For each meeting, this group selects a secluded destination where they embark on a full immersion into nature, exploring local vegetable products and customs to discover new sensorial experiences for the palate. The first of these sessions was held in a location surrounded by green pastures in the outskirts of Copenhagen. This was followed by Collio in northern Italy, and then Finland’s arctic Lapland region.

The latest episode of Cook it Raw took place in Japan’s Ishikawa region, an area with magnificent landscapes where the coastline meets the mountains and where there are some of the most beautiful gardens in Japan. This region is home to farmers, fishermen, and craftspeople, all of whom live close to traditional ways of life, in harmony with the environment around them. This is where 15 of the world's top chefs unleashed their creative powers.

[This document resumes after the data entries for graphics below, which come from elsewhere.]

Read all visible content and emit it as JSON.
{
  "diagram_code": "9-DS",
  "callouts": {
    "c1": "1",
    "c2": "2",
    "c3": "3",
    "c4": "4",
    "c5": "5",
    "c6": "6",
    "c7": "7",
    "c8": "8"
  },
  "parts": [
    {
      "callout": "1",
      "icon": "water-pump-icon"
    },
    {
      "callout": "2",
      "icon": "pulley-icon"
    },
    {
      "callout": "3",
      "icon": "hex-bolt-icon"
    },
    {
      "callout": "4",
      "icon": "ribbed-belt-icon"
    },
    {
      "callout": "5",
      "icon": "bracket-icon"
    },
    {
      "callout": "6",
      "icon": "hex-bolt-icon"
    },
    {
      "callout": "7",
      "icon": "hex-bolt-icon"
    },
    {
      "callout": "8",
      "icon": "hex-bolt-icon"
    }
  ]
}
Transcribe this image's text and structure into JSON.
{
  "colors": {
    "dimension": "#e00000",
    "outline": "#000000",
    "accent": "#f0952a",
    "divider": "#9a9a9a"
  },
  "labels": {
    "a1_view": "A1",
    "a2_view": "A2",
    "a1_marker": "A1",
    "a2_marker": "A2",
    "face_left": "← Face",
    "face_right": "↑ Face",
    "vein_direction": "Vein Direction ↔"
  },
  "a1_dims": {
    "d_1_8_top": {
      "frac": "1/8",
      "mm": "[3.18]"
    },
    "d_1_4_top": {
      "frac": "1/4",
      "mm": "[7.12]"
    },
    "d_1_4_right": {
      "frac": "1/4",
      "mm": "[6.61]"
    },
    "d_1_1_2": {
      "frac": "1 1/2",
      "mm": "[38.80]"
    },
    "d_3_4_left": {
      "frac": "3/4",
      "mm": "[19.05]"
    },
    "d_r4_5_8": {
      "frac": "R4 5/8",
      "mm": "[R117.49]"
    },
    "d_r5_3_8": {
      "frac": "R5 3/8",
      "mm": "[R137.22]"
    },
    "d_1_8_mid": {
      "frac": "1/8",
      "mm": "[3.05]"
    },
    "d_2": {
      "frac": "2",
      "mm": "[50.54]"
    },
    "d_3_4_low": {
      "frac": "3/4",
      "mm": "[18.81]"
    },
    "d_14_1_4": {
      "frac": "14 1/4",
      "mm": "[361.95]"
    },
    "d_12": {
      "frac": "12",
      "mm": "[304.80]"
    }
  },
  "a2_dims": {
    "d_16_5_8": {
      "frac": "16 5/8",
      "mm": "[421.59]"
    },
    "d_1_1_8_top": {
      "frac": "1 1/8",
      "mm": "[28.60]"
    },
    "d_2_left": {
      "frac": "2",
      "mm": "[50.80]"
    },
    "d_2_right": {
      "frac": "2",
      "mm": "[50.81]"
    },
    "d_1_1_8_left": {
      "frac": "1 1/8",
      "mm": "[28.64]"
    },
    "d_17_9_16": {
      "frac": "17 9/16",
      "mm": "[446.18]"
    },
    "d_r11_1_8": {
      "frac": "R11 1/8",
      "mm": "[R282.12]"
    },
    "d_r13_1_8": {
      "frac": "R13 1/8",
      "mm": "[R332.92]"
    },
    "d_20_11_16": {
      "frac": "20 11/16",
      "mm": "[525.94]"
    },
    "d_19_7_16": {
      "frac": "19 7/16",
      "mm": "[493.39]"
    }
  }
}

As on previous occasions, the chefs set themselves the task of understanding the new environment, learning about local traditions from the inhabitants, and in particular their local cuisine. Once the chefs explored and absorbed all this information, they used it to prepare a dish expressing their experience in the area and its people.

On the final evening, all the chefs presented their recipes. The dishes included Albert Adría’s ‘Frustrated Mackerel,’ Ben Shewry’s ‘Dry your eyes sweetheart’ with wasabi flowers, chrysanthemums and prawns, and ‘Saké Saké’ by Rene Redzepi, which fascinated all those present. In fact he prepared an ice cream using the traditional Japanese beverage. The locals loved it, because it was a unique re-interpretation of a familiar flavour.